Stage and Cinema film and theatre reviews



picture - Crossing BrooklynTheater Review

by Chad Menville

published November 13, 2007


Crossing Brooklyn

now playing Off Broadway at the Connelly Theater

through November 18


Crossing the Brooklyn Bridge is, ideally, a pleasurable experience. Considering its limitless view, fresh air and dizzying heights, it ought to be a journey both memorable and congenial. So why then does the new modern musical Crossing Brooklyn offer less than what could be its potential support and balance?


Des (Jenny Fellner) and AJ (Bryce Ryness) are a young married couple, both of whom are NYC public school teachers. Crossing Brooklyn takes place approximately seven months after the 9/11 attacks and yet Des is unable to return to work, spending her days gardening in the park or at home. AJ is concerned for his wife but doesn’t quite know how to help her regain the confidence she so needs.

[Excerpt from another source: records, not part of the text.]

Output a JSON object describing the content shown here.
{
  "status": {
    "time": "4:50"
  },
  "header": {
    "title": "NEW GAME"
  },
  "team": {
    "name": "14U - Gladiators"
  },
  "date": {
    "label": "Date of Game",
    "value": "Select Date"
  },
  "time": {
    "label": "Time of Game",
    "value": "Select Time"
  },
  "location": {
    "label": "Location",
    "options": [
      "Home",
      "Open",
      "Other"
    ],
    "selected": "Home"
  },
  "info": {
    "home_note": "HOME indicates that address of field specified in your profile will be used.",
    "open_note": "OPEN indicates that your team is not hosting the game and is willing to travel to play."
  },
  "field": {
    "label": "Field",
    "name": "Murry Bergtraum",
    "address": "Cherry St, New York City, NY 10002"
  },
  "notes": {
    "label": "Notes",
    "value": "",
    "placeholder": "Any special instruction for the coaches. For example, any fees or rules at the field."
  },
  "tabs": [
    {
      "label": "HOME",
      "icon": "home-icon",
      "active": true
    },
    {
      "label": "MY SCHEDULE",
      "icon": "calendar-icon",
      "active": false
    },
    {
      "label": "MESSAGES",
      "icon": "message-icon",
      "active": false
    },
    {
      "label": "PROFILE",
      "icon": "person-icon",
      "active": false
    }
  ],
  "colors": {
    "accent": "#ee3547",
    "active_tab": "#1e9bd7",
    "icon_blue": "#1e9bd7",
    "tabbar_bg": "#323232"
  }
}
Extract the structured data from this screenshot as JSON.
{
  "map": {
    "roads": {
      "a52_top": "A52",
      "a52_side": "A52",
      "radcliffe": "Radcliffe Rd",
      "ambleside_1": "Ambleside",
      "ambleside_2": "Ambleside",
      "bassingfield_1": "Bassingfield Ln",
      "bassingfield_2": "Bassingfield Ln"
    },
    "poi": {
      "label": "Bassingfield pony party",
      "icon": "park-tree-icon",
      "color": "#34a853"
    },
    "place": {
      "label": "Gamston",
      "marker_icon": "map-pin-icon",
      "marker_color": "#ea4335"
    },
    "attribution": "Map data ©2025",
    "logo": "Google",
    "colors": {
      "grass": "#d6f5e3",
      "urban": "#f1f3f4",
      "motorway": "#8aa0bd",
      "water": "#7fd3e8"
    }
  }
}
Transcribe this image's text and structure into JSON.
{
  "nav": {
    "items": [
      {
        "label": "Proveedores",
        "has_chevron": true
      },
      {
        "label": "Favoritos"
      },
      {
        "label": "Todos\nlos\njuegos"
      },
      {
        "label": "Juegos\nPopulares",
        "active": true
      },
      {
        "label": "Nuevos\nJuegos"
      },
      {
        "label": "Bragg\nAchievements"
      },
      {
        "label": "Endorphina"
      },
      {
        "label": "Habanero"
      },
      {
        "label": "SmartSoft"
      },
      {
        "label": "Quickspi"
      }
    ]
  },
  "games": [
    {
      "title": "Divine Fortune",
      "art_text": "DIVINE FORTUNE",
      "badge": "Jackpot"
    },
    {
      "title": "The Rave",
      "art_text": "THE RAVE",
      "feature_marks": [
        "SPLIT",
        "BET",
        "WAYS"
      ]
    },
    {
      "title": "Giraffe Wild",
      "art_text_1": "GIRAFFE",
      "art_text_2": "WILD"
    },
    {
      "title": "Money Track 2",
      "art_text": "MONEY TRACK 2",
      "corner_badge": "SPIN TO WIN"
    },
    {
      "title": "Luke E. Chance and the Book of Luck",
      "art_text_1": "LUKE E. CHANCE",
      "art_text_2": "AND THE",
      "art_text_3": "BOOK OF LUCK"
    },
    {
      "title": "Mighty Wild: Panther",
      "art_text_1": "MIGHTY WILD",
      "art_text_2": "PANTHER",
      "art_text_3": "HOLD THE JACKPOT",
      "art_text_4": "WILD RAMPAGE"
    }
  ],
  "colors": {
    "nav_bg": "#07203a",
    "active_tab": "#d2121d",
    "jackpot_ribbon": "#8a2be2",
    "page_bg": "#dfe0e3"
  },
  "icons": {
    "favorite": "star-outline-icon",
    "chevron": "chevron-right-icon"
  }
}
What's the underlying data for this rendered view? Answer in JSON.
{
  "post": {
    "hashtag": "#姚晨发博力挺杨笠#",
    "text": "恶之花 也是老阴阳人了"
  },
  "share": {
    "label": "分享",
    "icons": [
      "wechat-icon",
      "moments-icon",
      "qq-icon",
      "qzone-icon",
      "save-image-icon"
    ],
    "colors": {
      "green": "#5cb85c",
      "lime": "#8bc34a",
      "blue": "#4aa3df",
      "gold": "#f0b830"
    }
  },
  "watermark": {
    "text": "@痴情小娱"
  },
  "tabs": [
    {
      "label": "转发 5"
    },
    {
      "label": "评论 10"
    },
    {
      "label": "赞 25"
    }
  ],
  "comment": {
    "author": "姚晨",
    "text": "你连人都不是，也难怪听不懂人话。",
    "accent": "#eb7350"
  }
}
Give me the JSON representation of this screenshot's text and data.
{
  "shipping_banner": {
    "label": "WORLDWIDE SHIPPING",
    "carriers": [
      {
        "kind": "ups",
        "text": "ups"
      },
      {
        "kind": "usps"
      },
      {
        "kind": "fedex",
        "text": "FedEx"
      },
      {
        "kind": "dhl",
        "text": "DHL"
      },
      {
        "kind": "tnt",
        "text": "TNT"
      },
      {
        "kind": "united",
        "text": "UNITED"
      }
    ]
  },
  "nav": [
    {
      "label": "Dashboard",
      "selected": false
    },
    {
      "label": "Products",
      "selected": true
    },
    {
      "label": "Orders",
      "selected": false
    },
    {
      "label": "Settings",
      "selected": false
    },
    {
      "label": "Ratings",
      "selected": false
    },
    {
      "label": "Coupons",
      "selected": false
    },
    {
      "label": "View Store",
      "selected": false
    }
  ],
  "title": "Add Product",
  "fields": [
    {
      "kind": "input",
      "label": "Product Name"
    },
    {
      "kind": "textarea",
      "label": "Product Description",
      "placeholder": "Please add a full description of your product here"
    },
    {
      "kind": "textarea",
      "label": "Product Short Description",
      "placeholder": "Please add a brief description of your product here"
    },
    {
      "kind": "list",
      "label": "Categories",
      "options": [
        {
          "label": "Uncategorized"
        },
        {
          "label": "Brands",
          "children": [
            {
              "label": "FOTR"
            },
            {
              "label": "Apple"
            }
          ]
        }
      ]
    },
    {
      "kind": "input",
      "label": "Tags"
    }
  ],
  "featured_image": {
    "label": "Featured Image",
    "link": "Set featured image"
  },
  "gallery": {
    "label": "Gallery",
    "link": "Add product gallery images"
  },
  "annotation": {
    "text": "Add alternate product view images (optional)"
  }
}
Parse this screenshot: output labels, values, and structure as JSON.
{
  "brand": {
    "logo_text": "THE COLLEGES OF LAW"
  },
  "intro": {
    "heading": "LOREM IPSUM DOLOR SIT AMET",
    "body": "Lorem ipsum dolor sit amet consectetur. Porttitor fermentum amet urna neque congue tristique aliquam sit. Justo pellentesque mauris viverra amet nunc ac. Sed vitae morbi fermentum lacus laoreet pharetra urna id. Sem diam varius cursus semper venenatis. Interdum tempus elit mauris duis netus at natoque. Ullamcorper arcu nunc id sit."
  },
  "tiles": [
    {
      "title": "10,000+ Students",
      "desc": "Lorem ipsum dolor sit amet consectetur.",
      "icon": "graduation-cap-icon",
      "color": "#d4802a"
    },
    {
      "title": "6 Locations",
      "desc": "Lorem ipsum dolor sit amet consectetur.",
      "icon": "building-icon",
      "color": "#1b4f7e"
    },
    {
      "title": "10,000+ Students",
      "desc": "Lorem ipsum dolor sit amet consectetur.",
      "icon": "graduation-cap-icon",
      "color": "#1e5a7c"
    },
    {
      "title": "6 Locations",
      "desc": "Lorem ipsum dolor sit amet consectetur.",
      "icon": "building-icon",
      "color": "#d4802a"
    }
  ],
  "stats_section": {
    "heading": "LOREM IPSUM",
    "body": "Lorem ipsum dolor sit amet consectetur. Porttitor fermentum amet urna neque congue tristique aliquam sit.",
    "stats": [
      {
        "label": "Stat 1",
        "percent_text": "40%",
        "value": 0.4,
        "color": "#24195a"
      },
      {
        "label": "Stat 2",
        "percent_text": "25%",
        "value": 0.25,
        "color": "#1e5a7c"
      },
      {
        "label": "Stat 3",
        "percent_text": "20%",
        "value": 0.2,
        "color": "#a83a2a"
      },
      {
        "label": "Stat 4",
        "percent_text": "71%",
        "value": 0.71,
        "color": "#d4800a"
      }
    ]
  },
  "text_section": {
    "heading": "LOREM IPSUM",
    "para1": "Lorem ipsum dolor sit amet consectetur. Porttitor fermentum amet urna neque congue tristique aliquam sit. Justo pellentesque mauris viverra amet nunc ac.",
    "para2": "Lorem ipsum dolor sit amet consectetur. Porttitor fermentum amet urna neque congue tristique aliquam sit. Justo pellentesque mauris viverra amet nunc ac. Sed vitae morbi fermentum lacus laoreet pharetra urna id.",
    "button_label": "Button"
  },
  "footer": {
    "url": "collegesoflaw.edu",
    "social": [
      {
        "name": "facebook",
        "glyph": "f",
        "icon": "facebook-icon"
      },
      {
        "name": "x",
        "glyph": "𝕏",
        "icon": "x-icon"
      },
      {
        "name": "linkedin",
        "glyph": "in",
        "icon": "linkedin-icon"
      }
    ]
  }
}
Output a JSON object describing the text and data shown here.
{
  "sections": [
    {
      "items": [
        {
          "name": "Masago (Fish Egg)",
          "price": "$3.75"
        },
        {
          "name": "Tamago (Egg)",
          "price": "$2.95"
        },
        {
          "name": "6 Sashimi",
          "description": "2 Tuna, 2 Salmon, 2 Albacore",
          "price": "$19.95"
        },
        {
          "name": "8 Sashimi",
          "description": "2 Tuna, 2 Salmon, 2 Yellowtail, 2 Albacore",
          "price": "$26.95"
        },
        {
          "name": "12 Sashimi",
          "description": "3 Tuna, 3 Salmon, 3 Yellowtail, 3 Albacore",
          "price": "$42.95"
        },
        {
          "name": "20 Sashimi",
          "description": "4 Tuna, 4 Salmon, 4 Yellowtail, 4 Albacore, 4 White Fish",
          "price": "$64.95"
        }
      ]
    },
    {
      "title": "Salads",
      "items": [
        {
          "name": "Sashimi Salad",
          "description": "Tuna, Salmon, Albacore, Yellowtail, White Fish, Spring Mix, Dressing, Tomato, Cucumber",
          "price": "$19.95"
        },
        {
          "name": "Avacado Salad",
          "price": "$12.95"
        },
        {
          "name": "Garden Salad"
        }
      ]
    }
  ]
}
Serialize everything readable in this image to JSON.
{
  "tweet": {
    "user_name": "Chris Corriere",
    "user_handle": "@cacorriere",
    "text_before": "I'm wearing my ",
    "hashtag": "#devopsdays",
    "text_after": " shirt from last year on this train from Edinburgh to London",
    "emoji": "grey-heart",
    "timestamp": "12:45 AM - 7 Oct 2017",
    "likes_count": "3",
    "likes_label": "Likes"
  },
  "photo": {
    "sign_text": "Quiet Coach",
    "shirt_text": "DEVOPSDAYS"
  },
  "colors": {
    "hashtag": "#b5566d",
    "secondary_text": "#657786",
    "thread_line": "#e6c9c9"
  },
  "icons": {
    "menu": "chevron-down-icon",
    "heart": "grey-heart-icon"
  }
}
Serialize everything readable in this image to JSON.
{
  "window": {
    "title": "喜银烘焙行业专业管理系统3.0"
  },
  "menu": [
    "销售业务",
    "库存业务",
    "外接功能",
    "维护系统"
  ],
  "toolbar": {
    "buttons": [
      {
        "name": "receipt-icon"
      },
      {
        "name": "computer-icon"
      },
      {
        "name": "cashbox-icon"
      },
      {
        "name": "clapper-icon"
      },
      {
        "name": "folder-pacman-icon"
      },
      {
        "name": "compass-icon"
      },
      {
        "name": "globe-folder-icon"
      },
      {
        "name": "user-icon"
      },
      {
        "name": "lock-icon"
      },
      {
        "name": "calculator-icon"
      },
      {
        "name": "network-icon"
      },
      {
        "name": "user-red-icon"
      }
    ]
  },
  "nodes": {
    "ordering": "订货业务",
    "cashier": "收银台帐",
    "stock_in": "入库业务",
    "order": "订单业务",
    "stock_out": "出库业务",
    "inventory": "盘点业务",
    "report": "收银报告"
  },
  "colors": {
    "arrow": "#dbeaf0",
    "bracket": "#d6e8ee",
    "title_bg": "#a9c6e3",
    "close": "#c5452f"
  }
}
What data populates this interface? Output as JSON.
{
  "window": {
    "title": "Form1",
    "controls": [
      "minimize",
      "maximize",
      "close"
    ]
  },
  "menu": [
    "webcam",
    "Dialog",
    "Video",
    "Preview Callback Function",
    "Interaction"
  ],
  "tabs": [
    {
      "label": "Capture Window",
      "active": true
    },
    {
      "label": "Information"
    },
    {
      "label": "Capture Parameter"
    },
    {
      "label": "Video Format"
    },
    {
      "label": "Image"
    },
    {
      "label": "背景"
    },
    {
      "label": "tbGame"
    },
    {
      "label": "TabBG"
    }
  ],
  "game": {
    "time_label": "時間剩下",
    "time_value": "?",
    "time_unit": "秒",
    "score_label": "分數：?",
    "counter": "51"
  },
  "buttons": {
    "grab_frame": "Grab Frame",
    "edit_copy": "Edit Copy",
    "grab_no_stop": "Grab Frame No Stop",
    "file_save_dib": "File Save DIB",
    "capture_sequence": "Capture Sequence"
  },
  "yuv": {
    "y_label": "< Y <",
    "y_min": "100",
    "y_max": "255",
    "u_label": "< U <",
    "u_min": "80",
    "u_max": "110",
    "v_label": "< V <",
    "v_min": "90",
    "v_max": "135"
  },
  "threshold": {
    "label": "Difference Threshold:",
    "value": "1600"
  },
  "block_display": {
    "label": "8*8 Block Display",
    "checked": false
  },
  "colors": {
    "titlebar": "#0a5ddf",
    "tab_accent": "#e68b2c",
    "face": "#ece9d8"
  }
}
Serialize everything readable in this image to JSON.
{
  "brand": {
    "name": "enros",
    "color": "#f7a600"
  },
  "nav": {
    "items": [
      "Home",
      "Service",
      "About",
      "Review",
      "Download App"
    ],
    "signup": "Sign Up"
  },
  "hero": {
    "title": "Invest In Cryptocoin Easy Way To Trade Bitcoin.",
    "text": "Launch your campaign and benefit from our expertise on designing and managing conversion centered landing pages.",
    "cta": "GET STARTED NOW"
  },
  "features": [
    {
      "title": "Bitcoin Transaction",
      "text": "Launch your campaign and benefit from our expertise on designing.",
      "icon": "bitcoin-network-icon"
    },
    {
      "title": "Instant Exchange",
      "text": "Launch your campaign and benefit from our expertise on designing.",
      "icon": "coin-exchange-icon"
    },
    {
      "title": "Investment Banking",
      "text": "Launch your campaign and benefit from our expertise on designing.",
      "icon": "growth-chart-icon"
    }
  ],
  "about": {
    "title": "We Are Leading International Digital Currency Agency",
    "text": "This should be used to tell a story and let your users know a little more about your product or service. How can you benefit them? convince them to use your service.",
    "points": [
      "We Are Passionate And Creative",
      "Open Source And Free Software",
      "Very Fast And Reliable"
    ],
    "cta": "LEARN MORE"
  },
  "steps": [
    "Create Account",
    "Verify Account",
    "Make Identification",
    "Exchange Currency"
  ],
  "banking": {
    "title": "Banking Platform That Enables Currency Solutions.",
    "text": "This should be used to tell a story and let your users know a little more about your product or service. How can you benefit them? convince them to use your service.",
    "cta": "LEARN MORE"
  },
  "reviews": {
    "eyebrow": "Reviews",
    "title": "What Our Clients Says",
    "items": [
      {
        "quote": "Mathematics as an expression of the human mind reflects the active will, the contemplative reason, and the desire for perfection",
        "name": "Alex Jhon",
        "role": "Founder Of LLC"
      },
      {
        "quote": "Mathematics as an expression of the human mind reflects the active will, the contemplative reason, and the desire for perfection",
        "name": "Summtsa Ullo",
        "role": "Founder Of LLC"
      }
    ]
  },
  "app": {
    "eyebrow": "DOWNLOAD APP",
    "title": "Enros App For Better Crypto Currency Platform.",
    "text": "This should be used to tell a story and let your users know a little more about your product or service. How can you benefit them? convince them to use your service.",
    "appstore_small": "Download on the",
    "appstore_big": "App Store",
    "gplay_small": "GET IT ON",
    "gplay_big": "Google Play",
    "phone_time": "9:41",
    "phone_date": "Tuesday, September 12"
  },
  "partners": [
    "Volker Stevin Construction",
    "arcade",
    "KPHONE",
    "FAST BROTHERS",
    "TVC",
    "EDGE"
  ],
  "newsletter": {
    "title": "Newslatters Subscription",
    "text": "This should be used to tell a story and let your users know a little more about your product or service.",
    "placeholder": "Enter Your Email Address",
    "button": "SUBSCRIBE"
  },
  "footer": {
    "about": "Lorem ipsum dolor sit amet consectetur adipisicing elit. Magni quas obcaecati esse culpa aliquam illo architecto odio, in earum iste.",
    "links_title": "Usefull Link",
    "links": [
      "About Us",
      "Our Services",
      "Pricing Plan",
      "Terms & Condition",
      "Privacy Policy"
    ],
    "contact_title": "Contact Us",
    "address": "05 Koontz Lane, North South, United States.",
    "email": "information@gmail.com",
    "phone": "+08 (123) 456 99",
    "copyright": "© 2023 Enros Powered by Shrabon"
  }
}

We as spectators soon become railroaded by Des’ grand funk. Get thee to a pharmacy already, for I believe some Lithium is in order! The other six actors aren’t given much to do. Regardless of their talents they loiter about, a Greek chorus, periodically moving props here and there, never given an opportunity to shine.  


There are further attempts at character development that nearly pan out. The most memorable exchange is between AJ and his twelve-year old student, Kevin (J. Bradley Bowers). Kevin, a bright young man who has lost his father in the attacks, draws up detailed blue prints for a tree house. Discussing the proposed tree house with AJ, something sets Kevin off. He shouts, “You’re failing me. In a time of need you’re a big fat zero!” And a moment later, “In the last twenty-four hours the reasons for building that tree house have increased exponentially!” This type of heavy-handed dialogue counteracts what is otherwise potentially excellent acting.   


For starters, pivoting a musical on an axis of still-healing 9/11 themes that are as highly emotionally and politically charged as this is harrowing enough. And then to practically ignore the elephant in the room (namely Des’ post-traumatic stress disorder) is to wonder why the attacks are glossed over. It is as though the audience members are taken to the eye of the storm and then left on the blink. Granted, 9/11-related themes are problematic – almost too charged to take on. In all honesty, there hasn’t been much noteworthy 9/11-influenced art – and maybe there isn’t supposed to be. So then is catharsis reason enough?